Films

Emma Lazarus: Voice of Liberty, Voice of Conscience
Site Support Notebook

Following is a general list of films that might be used in programs related to “Emma Lazarus: Voice of Liberty, Voice of Conscience.” This is not a comprehensive list, nor is it an ALA-previewed or recommended list. It is a starter list for libraries interested in showing films. Please preview films for their appropriateness for your audience.

Each host site wishing to show films or videos to the public must arrange for public performance rights.

Swank Motion Pictures, Inc. now offers a Movie Public Performance Site License to libraries on an annual basis. Information is at www.movlic.com.

Please share information about films and videos with other libraries on the tour through the exhibition discussion list. The ALA Public Programs Office will also pass along to you any film information we find.

Avalon. Director, Barry Levinson, 1996. Writer/director Barry Levinson drew upon his immigrant heritage to create this chronicle of Jewish family life in Baltimore. As seen through the Krichinsky family, this film deals with traditional Jewish themes of assimilation, ambition, and generational conflict – the film follows the rise and decline of the Krichinsky family life as second-generation members drift away from traditions and assimilate into modern America.

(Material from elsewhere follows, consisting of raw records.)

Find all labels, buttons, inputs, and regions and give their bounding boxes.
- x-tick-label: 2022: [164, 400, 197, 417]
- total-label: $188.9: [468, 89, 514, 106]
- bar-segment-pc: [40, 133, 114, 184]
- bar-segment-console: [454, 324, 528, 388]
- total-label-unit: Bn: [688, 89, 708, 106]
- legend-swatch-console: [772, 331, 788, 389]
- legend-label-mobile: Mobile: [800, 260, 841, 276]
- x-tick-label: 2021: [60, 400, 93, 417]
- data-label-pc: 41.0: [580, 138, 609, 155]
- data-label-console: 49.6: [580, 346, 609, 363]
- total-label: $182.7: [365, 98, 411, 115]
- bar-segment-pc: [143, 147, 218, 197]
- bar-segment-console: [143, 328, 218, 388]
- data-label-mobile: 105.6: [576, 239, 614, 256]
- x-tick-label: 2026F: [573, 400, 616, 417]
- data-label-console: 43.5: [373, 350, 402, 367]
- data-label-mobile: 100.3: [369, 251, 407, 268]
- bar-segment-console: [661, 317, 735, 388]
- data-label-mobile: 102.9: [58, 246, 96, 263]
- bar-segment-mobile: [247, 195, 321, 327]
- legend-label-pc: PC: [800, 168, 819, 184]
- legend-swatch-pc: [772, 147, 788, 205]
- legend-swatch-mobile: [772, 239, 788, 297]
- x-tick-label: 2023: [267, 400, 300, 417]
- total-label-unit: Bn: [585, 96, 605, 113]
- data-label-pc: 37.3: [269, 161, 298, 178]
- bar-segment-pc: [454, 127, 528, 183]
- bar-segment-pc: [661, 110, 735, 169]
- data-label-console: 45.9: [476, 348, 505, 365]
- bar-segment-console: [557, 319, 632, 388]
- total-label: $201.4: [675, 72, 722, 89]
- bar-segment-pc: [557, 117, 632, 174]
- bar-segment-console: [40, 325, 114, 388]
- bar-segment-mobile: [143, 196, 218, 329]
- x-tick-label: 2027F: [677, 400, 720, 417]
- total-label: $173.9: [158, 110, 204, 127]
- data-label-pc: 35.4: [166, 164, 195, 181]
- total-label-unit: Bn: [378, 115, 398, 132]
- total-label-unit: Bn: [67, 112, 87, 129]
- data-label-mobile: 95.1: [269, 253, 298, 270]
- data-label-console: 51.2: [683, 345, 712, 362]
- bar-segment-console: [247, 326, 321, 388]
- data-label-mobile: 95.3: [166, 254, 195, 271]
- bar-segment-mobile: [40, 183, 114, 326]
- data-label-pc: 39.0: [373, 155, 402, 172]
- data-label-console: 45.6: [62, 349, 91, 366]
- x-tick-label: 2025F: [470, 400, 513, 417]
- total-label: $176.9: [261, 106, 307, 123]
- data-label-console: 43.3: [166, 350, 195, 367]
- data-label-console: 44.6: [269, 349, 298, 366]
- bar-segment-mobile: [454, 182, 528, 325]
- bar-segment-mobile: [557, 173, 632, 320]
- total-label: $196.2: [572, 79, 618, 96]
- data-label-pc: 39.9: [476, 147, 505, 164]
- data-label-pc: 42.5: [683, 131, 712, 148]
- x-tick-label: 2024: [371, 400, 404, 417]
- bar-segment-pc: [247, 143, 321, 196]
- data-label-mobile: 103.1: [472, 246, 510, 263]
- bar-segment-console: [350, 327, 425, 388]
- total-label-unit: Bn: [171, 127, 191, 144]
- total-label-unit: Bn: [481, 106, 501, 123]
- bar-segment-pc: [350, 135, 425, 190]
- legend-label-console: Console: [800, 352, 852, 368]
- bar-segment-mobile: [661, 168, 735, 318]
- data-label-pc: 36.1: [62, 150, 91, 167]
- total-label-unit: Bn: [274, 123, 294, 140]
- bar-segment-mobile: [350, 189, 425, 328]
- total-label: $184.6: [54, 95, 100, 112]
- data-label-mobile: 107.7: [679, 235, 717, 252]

Gentleman’s Agreement. Director, Elia Kazan. Performers, Gregory Peck, Dorothy McGuire, John Garfield, Celeste Holm. 1947. Enterprising reporter Phil Green, eager to cover a story about anti-Semitism, accepts an assignment to pen a series of exposés for a progressive magazine. Looking for a new angle, Green poses as a Jew and soon endures the full spectrum of bigotry – from being denied a job and use of public facilities to his son suffering a beating. Little by little, the journalist comes to understand the cruel effects of prejudice.

Hester Street. Director, Joan Micklin Silver. Performers, Carol Kane, Steven Keats, Mel Howard. 1975. A film about a traditional Jewish woman who travels to America in the late 1800s to reunite with her husband, but instead is met with heartache when she discovers he’s a changed man.

His People. Directed by Edward Sloman, 1925. Between 1880 and 1924 more than two million Jews from Eastern Europe arrived in America, many of them settling in poor, congested areas of big cities. This 1925 silent film tells the tale of an immigrant family whose tradition and values are all but shattered by the encounter with the New World.

The Jewish Americans. Director, David Grubin, 2008. A PBS documentary that tells the dramatic history of Jews in America. This film focuses on individual personalities and stories that chronicle the 350 year saga about immigrants who gradually wove themselves into the fabric of American life by forging a thoroughly American identity without abandoning the cherished traditions that often set them apart.

The Jewish People: A Story of Survival. Director, Andrew Goldberg, 2008. A PBS documentary that traces the history of the Jewish people, explaining how this vibrant culture has endured and thrived despite more than 4,000 years of slavery, oppression, anti-Semitism and near-genocide. Historical photos, rare documents, and interviews with noted scholars serve to illuminate how the Jews survived for centuries – while other communities vanished – under the Babylonians, Romans, Nazis, Russians, and other cruel regimes.

Molly’s Pilgrim. Director, Jeffrey D. Brown, 1985. Based on the book by Barbara Cohen, this live-action film examines the plight of a young Russian-Jewish emigrant who has come to the United States to escape religious persecution. Winner of the 1985 Academy Award for best live-action short film.